Fabrizio : Nous avons beaucoup de nouveaux projets pour 2026-2027. Nous travaillons sur de nouveaux mouvements, des éditions spéciales et des collaborations avec des artistes majeurs. Nous présenterons des choses très intéressantes dans un avenir proche – des choses folles.
Chrono24 : Des choses folles ? Nous devons donc être vigilants ?
Fabrizio : Oui, exactement. Nos plans peuvent évoluer considérablement et, même si nous devons parfois retarder un projet pour nous assurer qu’il est parfait, cela fait partie du processus. Parfois, nous priorisons aussi des projets parce que nous avons des surprises excitantes en réserve. Et le fait d’accepter ces changements nous ouvre des possibilités extraordinaires.
Chrono24 : Intéressant ! Une dernière question : selon vous, quelles tendances se dégagent dans l’industrie horlogère en général pour 2024 ?
Fabrizio : Il est certain que les petites montres sont en vogue, y compris pour les hommes. Cette tendance était forte il y a 2 ou 3 ans, mais aujourd’hui tout le monde s’intéresse aux petites montres.
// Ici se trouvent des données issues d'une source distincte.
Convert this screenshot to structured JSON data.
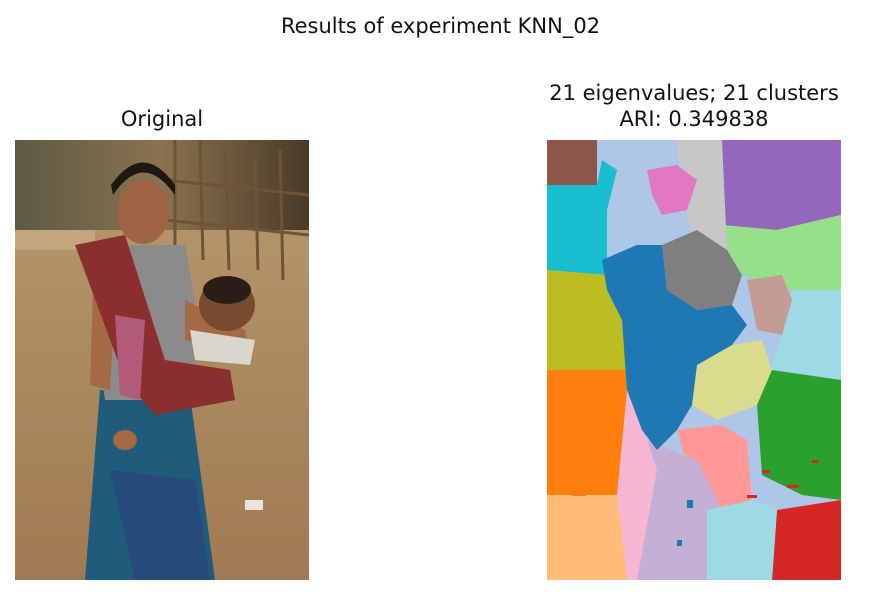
{
  "figure": {
    "suptitle": "Results of experiment KNN_02"
  },
  "left_panel": {
    "title": "Original",
    "image_subject": "photo-woman-carrying-baby"
  },
  "right_panel": {
    "title_line1": "21 eigenvalues; 21 clusters",
    "title_line2": "ARI: 0.349838",
    "image_subject": "segmentation-map"
  },
  "colors": {
    "tab_blue": "#1f77b4",
    "tab_orange": "#ff7f0e",
    "tab_green": "#2ca02c",
    "tab_red": "#d62728",
    "tab_purple": "#9467bd",
    "tab_brown": "#8c564b",
    "tab_pink": "#e377c2",
    "tab_gray": "#7f7f7f",
    "tab_olive": "#bcbd22",
    "tab_cyan": "#17becf",
    "light_blue": "#aec7e8",
    "light_orange": "#ffbb78",
    "light_green": "#98df8a",
    "light_red": "#ff9896",
    "light_purple": "#c5b0d5",
    "light_brown": "#c49c94",
    "light_pink": "#f7b6d2",
    "light_gray": "#c7c7c7",
    "light_olive": "#dbdb8d",
    "light_cyan": "#9edae5"
  }
}
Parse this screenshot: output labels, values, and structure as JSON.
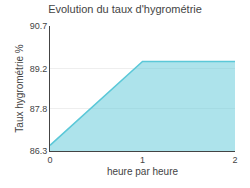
{
  "chart_data": {
    "type": "line",
    "title": "Evolution du taux d'hygrométrie",
    "xlabel": "heure par heure",
    "ylabel": "Taux hygrométrie %",
    "x": [
      0,
      1,
      2
    ],
    "values": [
      86.5,
      89.45,
      89.45
    ],
    "color": "#5bc8d8",
    "xlim": [
      0,
      2
    ],
    "ylim": [
      86.3,
      90.7
    ],
    "xticks": [
      0,
      1,
      2
    ],
    "yticks": [
      86.3,
      87.8,
      89.2,
      90.7
    ],
    "grid": true
  }
}
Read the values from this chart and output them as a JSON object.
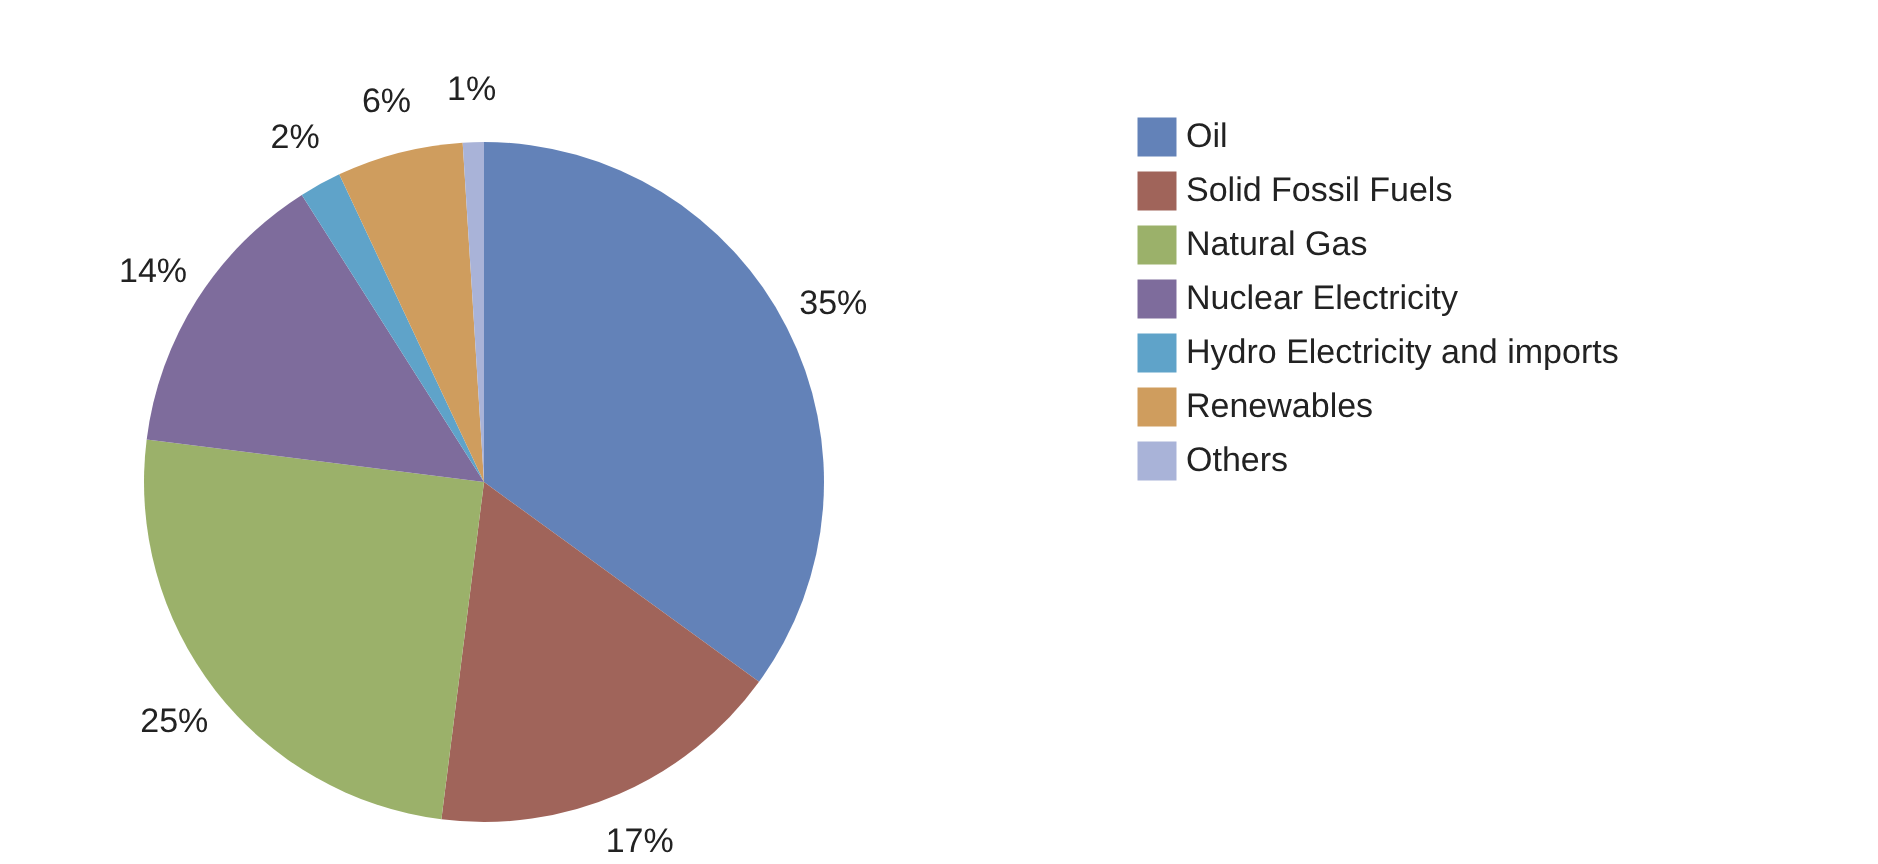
{
  "chart_data": {
    "type": "pie",
    "categories": [
      "Oil",
      "Solid Fossil Fuels",
      "Natural Gas",
      "Nuclear Electricity",
      "Hydro Electricity and imports",
      "Renewables",
      "Others"
    ],
    "values": [
      35,
      17,
      25,
      14,
      2,
      6,
      1
    ],
    "value_labels": [
      "35%",
      "17%",
      "25%",
      "14%",
      "2%",
      "6%",
      "1%"
    ],
    "colors": [
      "#6382b8",
      "#a0645a",
      "#9bb16a",
      "#7e6c9c",
      "#5fa3c9",
      "#cf9d5e",
      "#a9b3d8"
    ],
    "legend": "right"
  }
}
De nouvelles tendances émergent chaque année et il est impossible de les suivre toutes. Il est important de ne pas trop s’éparpiller en tant que marque.
Personnellement, je ne me concentre pas particulièrement sur les tendances, car en les suivant, on a toujours un temps de retard. Il est essentiel de rester fidèle à l’ADN de la marque et d’évaluer si une tendance correspond à son identité et à ses intérêts fondamentaux. Les clients identifient facilement les approches opportunistes. La cohérence avec l’ADN de la marque est plus importante que la chasse aux tendances.
Chrono24 : Fabrizio, merci beaucoup d’avoir partagé votre temps et votre vision avec nous aujourd’hui. J’ai été ravi d’en apprendre davantage sur votre parcours et votre travail chez Bvlgari, Et il nous tarde de connaître la suite.